Auch im entschiedenen Fall war es nämlich so, dass der arbeitsvertraglich vereinbarte Freiwilligkeitsvorbehalt unwirksam war. Da der Arbeitgeber aber zusätzlich jedes Jahr einen wirksamen Vorbehalt in der Gehaltsabrechnung erklärt hatte, war er (trotz der unwirksamen vertraglichen Regelung) nicht zur Zahlung verpflichtet.

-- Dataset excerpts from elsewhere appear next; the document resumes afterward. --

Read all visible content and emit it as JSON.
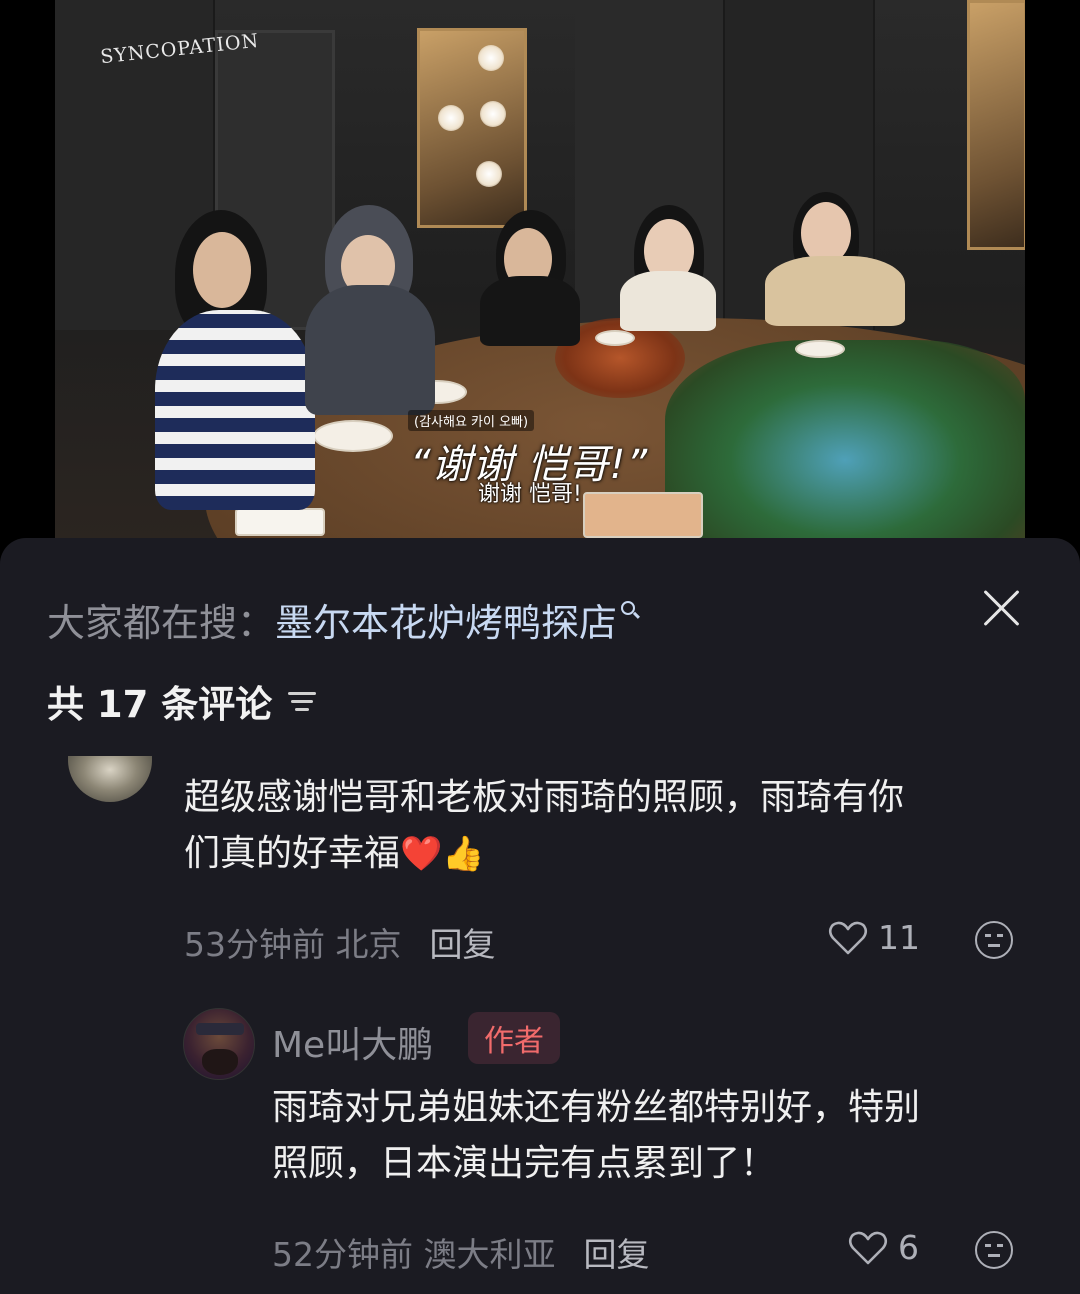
{
  "video": {
    "logo": "SYNCOPATION",
    "caption_korean": "(감사해요 카이 오빠)",
    "caption_main": "“谢谢 恺哥!”",
    "caption_sub": "谢谢 恺哥!"
  },
  "search": {
    "prefix": "大家都在搜：",
    "query": "墨尔本花炉烤鸭探店"
  },
  "comments_header": {
    "count_label": "共 17 条评论"
  },
  "comments": [
    {
      "text_line1": "超级感谢恺哥和老板对雨琦的照顾，雨琦有你",
      "text_line2": "们真的好幸福",
      "emoji1": "❤️",
      "emoji2": "👍",
      "time_location": "53分钟前 北京",
      "reply_label": "回复",
      "likes": "11"
    },
    {
      "author": "Me叫大鹏",
      "badge": "作者",
      "text_line1": "雨琦对兄弟姐妹还有粉丝都特别好，特别",
      "text_line2": "照顾，日本演出完有点累到了！",
      "time_location": "52分钟前 澳大利亚",
      "reply_label": "回复",
      "likes": "6"
    }
  ],
  "colors": {
    "sheet_bg": "#1b1b22",
    "search_link": "#c8d9f2",
    "author_badge": "#f16b6b"
  }
}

Das ist aber noch nicht alles: Arbeitgeber können einen solchen Freiwilligkeitsvorbehalt in der Gehaltsabrechnung zusätzlich mit Auszahlungsbedingungen versehen, die normalerweise vereinbart werden müssen. Im entschiedenen Fall hatte der Arbeitgeber in der Lohnabrechnung neben ohne Präjudiz für die Zukunft (wir finden ohne Rechtsanspruch für die Zukunft besser) auch eine Kürzung gemäß § 4a EFZG (= Entgeltfortzahlungsgesetz) vermerkt. Eigentlich muss diese vereinbart werden. Aber die Hammer Landesarbeitsrichter haben entschieden:
„Einer vorherigen Vereinbarung bedarf es insoweit nicht, weil auch die Sonderzahlung nicht vereinbart ist und deshalb ein Anspruch bis zu Zahlung des Arbeitgebers ohnehin nicht bestand (vgl. BAG vom 07.08.2002 – 10 AZR 709/01 – Rdnr. 23; […]).“
Für diejenigen, die die Lohnabrechnung mit DATEV machen: Bei DATEV wissen wir, dass solche Zusätze in Gehaltsabrechnungen möglich sind.
Wenn Ihr Abrechnungsprogramm das nicht hergibt, können Sie den Beschäftigten freilich auch ein Schreiben (Textform reicht) zukommen lassen, in dem Sie Ihre Sonderzahlung unter einen (richtig formulierten) Freiwilligkeitsvorbehalt stellen und legitime Auszahlungsbedingungen hinzufügen.
Wichtig ist nur, dass das Schreiben die Beschäftigten vor oder mit der Auszahlung erreicht und Sie sich einen Zugangsnachweis geben lassen.